Misoprostol In Practice

M. Potts

Prior to the availability of misoprostol, it was impossible to carry any significant element of emergency obstetric care into homes where women deliver without a skilled birth attendant. As a low-cost, easy-to-administer, powerful uterotonic with an excellent safety profile and long shelf-life, misoprostol has a revolutionary potential to reduce death and morbidity from postpartum hemorrhage in precisely those situations where it is most common - delivery at home without a skilled birth attendant.

In a placebo-controlled, community-based trial in India, administration of 600 |ig miso-prostol orally immediately after delivery significantly reduced postpartum hemorrhage (see Addendum). Research in Indonesia, Nepal and elsewhere is showing that community volunteers with minimal training can teach illiterate women to self-administer misoprostol effectively and responsibly1 (see Chapter 19). A 1000 |g rectal dose of misoprostol can be used to treat postpartum hemorrhage, in situations where an appropriate technology exists to diagnose blood loss (such as blood-soaked sarong or 'kanga'), and where births are attended by traditional birth attendants (TBAs). In Tanzania, illiterate TBAs, with a brief training, used misoprostol to bring about a highly significant reduction in the number of women who needed to be referred to hospital or receive intravenous treatment2.

Although these measures may seem revolutionary at first glance, they should be viewed as an essential step towards a long-term strategy where all women can be delivered by a certified midwife or physician practicing active management of the third stage of labor. Over the past half-century, countries such as Sri Lanka and Thailand have brought maternal mortality to low levels by ensuring over 90% of deliveries are attended by a skilled person able to use an oxytocic, and ultimately all countries should follow such a path.

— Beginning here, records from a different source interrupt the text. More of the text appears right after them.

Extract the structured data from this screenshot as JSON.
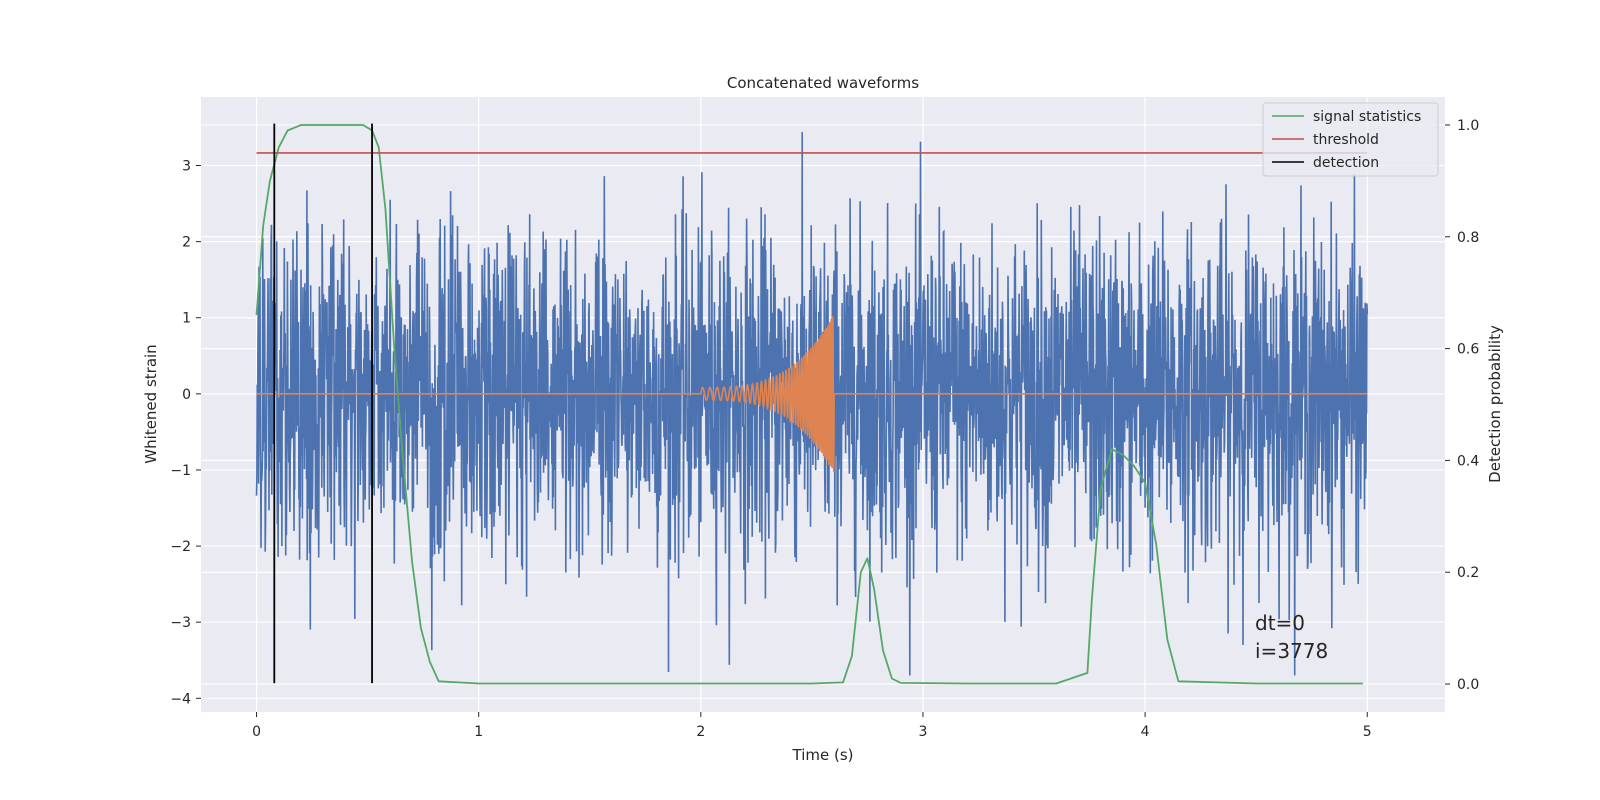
{
  "chart_data": {
    "type": "line",
    "title": "Concatenated waveforms",
    "xlabel": "Time (s)",
    "ylabel": "Whitened strain",
    "y2label": "Detection probability",
    "xlim": [
      -0.25,
      5.35
    ],
    "ylim": [
      -4.18,
      3.9
    ],
    "y2lim": [
      -0.05,
      1.05
    ],
    "x_ticks": [
      0,
      1,
      2,
      3,
      4,
      5
    ],
    "y_ticks": [
      -4,
      -3,
      -2,
      -1,
      0,
      1,
      2,
      3
    ],
    "y2_ticks": [
      0.0,
      0.2,
      0.4,
      0.6,
      0.8,
      1.0
    ],
    "x_tick_labels": [
      "0",
      "1",
      "2",
      "3",
      "4",
      "5"
    ],
    "y_tick_labels": [
      "−4",
      "−3",
      "−2",
      "−1",
      "0",
      "1",
      "2",
      "3"
    ],
    "y2_tick_labels": [
      "0.0",
      "0.2",
      "0.4",
      "0.6",
      "0.8",
      "1.0"
    ],
    "grid": true,
    "legend_position": "top-right",
    "colors": {
      "background": "#eaeaf2",
      "grid": "#ffffff",
      "noise": "#4c72b0",
      "chirp": "#dd8452",
      "signal_statistics": "#55a868",
      "threshold": "#c44e52",
      "detection": "#000000"
    },
    "series": [
      {
        "name": "signal statistics",
        "axis": "right",
        "x": [
          0.0,
          0.03,
          0.06,
          0.1,
          0.14,
          0.2,
          0.3,
          0.4,
          0.48,
          0.52,
          0.55,
          0.58,
          0.62,
          0.66,
          0.7,
          0.74,
          0.78,
          0.82,
          1.0,
          1.5,
          2.0,
          2.5,
          2.64,
          2.68,
          2.72,
          2.75,
          2.78,
          2.82,
          2.86,
          2.9,
          3.2,
          3.6,
          3.74,
          3.76,
          3.8,
          3.85,
          3.9,
          3.95,
          4.0,
          4.05,
          4.1,
          4.15,
          4.5,
          4.98
        ],
        "y": [
          0.66,
          0.82,
          0.9,
          0.96,
          0.99,
          1.0,
          1.0,
          1.0,
          1.0,
          0.99,
          0.96,
          0.85,
          0.6,
          0.4,
          0.22,
          0.1,
          0.04,
          0.005,
          0.001,
          0.001,
          0.001,
          0.001,
          0.003,
          0.05,
          0.2,
          0.225,
          0.17,
          0.06,
          0.01,
          0.002,
          0.001,
          0.001,
          0.02,
          0.15,
          0.35,
          0.42,
          0.41,
          0.39,
          0.36,
          0.25,
          0.08,
          0.005,
          0.001,
          0.001
        ]
      },
      {
        "name": "threshold",
        "axis": "right",
        "x": [
          0.0,
          5.0
        ],
        "y": [
          0.95,
          0.95
        ]
      },
      {
        "name": "detection",
        "axis": "left",
        "type": "vlines",
        "x": [
          0.08,
          0.52
        ],
        "y_range": [
          -3.8,
          3.55
        ]
      }
    ],
    "noise_trace": {
      "axis": "left",
      "x_range": [
        0,
        5
      ],
      "band": [
        -2.3,
        2.3
      ],
      "peak_range": [
        -3.7,
        3.55
      ]
    },
    "chirp_trace": {
      "axis": "left",
      "x_range": [
        2.0,
        2.6
      ],
      "peak_amplitude": 1.05
    },
    "annotations": [
      "dt=0",
      "i=3778"
    ]
  }
}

Unfortunately, rapid population growth, economic collapse and the spread of HIV/ AIDS in some African countries and the endless recruitment of skilled health professions from developing to developed countries will make the road to providing comprehensive obstetric care long and slow. During this interval, widespread access to misoprostol and the education to use it safely during home births have the potential to make a significant contribution - perhaps even the single most important contribution - to reducing the global burden of deaths from postpartum hemorrhage. The only other practical intervention with the potential to reduce postpartum hemorrhage in low-resource settings is realistic access to family planning, as all women who wish to limit childbearing are at risk of postpartum hemorrhage, and the older, higher-parity women, who have the greatest unmet need for family planning, are at even higher risk.